Transparence : des documents publics, difficilement accessibles
Les conventions, votées en commission permanente, sont des documents administratifs communicables au titre de la loi du 17 juillet 1978. Dans les faits, l’étude constate un accès « très inégal et globalement malaisé » : la plupart des collectivités publient leurs règlements d’intervention, rares sont celles qui mettent en ligne la convention-cadre elle-même, et le chemin le plus fiable reste la recherche dans les registres de délibérations. Les bilans annuels, qui seuls permettraient de comparer prévisionnel et réalisé, demeurent des documents internes.
S’y ajoute une traçabilité incomplète des décisions d’attribution. Les comités de lecture rendent des avis consultatifs ; l’attribution est votée par la commission permanente, parfois après passage devant des instances intermédiaires où des arbitrages politiques peuvent s’écarter de l’avis rendu. Ces écarts sont rarement explicités dans les délibérations, ne sont pas motivés auprès du CNC, ni auprès des porteur·euses de projet. L’étude y voit une fragilité du cadre conventionnel face aux situations d’ingérence recensées ces dernières années.
Quatre familles de préconisations
Les recommandations s’inscrivent dans le sillage de la note interprofessionnelle publiée en mars 2026 par trente-deux organisations.

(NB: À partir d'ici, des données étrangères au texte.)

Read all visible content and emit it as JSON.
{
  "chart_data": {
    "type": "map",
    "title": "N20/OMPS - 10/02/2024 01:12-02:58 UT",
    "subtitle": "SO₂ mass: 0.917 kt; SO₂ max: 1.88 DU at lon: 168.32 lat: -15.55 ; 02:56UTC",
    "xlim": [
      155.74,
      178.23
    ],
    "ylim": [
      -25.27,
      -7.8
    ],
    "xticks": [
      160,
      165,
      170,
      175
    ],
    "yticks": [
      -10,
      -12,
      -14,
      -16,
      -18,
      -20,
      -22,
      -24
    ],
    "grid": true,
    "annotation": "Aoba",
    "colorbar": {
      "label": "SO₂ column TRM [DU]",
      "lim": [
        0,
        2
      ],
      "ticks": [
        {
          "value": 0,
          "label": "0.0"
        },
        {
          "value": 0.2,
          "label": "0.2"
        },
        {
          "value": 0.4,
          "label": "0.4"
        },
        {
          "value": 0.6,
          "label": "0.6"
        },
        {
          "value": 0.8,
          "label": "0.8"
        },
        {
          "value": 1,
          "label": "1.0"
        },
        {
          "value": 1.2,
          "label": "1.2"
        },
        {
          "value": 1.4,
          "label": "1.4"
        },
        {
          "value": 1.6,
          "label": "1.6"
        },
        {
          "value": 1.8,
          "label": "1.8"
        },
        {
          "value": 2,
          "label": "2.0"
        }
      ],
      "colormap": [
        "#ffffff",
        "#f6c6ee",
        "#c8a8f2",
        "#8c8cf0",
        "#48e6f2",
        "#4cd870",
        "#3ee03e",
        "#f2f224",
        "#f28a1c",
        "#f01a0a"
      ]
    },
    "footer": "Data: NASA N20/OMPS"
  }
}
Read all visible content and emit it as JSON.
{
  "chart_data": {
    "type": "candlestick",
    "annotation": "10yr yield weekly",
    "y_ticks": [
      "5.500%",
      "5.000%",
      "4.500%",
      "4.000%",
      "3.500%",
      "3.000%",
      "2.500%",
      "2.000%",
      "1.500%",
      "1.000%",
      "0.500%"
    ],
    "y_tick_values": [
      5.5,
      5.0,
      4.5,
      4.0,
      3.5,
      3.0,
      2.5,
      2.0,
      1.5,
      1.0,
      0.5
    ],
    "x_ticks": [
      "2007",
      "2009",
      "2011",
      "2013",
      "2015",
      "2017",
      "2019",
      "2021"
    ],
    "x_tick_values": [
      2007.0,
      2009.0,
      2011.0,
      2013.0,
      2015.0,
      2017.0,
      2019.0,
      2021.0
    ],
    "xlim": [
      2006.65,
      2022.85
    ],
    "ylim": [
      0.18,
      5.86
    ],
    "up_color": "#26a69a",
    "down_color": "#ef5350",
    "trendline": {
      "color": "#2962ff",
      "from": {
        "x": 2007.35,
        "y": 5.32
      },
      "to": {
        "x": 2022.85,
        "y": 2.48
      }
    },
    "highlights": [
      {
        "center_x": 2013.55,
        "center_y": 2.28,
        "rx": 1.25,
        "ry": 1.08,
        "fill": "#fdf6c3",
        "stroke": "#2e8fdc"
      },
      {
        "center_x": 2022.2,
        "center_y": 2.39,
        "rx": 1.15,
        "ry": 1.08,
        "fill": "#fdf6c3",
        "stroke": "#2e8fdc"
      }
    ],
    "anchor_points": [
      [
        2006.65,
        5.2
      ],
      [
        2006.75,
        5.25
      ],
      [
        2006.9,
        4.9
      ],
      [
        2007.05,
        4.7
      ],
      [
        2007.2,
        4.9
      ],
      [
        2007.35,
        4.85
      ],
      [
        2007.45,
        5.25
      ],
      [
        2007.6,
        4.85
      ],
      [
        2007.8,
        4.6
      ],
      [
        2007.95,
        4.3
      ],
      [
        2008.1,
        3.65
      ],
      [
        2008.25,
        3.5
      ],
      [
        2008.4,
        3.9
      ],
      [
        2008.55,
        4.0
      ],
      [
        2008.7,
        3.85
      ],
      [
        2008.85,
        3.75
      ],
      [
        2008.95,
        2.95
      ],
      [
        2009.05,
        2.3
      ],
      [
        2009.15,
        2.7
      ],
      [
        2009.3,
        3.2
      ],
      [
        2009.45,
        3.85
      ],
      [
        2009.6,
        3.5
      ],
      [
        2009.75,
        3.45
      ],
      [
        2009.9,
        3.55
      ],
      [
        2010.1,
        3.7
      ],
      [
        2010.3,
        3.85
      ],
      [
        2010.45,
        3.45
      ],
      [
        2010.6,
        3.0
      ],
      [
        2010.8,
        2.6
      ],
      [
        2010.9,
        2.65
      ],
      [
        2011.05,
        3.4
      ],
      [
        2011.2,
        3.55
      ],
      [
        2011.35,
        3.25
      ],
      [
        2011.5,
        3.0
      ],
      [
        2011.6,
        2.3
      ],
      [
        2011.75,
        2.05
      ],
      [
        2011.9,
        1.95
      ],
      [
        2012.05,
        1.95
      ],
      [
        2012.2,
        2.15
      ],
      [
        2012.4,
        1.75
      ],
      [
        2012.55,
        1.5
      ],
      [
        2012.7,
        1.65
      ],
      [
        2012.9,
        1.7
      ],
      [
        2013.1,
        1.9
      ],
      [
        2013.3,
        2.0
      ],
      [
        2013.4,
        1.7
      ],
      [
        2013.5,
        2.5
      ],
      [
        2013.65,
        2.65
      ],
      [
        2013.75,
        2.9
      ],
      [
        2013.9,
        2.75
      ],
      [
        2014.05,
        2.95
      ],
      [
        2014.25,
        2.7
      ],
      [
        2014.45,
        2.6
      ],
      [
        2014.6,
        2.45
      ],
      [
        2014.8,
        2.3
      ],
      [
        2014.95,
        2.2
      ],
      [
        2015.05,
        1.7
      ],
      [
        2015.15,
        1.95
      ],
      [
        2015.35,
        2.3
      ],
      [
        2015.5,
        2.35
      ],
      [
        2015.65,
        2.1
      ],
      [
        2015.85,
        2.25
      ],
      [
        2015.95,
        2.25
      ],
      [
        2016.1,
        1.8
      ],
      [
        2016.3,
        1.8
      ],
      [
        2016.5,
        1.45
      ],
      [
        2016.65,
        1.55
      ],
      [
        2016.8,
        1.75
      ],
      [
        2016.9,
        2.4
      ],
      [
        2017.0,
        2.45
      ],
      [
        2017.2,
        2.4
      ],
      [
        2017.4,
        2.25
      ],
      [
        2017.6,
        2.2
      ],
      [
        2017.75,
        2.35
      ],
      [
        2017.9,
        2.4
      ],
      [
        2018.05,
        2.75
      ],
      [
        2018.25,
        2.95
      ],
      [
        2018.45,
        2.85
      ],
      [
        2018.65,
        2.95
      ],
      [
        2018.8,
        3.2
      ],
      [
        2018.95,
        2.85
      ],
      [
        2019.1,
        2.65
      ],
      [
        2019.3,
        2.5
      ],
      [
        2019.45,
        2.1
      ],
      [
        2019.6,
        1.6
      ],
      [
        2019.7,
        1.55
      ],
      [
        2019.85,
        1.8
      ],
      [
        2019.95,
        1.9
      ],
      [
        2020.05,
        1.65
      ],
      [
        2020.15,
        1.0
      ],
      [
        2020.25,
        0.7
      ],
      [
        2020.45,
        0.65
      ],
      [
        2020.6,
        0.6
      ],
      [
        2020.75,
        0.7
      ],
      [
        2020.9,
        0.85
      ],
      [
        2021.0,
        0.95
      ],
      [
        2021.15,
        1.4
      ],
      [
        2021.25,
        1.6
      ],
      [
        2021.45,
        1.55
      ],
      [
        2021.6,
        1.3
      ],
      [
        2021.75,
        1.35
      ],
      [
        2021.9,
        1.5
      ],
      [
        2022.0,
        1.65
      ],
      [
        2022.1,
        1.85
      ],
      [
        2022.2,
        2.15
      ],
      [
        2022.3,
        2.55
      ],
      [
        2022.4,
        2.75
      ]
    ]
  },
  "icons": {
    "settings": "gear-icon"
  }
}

| Axe | Mesures principales |
| Concertation | Inscrire au préambule un principe de concertation systématique avec les professionnel·les ; publier et rassembler l’ensemble du « pack conventionnel » ; relancer une concertation nationale ; soutenir financièrement les organisations représentatives ; viser une signature en fin d’année N-1 |
| Création d’initiative régionale | Faire de la création initiée dans les territoires un objectif prioritaire ; généraliser l’abondement CNC des soutiens amont et les aides précoces ; développer la post-production ; diversifier géographiquement les comités de lecture ; publier des bilans distinguant le soutien à l’initiative régionale ; attention renforcée aux DROM |
| Place des auteur·ices-réalisateur·ices | Les mentionner explicitement au préambule et sur les cinq axes ; rappeler les obligations de rémunération dans les règlements d’intervention ; flécher une part minimale du développement ; rémunérer les résidences et l’accompagnement des œuvres |
| Liberté de création | Inscrire la liberté de création comme enjeu prioritaire avec rappel de la loi du 7 juillet 2016 ; définir de manière concertée la notion d’ingérence ; transparence à toutes les étapes du circuit de validation, avec note motivée au CNC en cas d’écart avec l’avis du comité |
L’intelligence artificielle générative traverse ces recommandations : l’étude demande l’inscription au préambule d’une attention particulière à son encadrement — emploi, transparence due aux spectateur·ices, éligibilité au soutien public des œuvres y ayant recours — et rappelle que les organisations d’auteur·ices et de producteur·ices se sont déjà accordées sur des clauses-types imposant l’information réciproque en cas d’usage d’IA générative, protégeant les auteur·ices de toute contrainte à y recourir et prévoyant un avertissement du public.
La prochaine génération de conventions sera quadriennale et couvrira la période 2026-2029, le calendrier électoral régional de 2028 ayant conduit à décaler le rythme habituel. Des négociations sont en cours dans plusieurs territoires, d’autres abordent déjà la signature.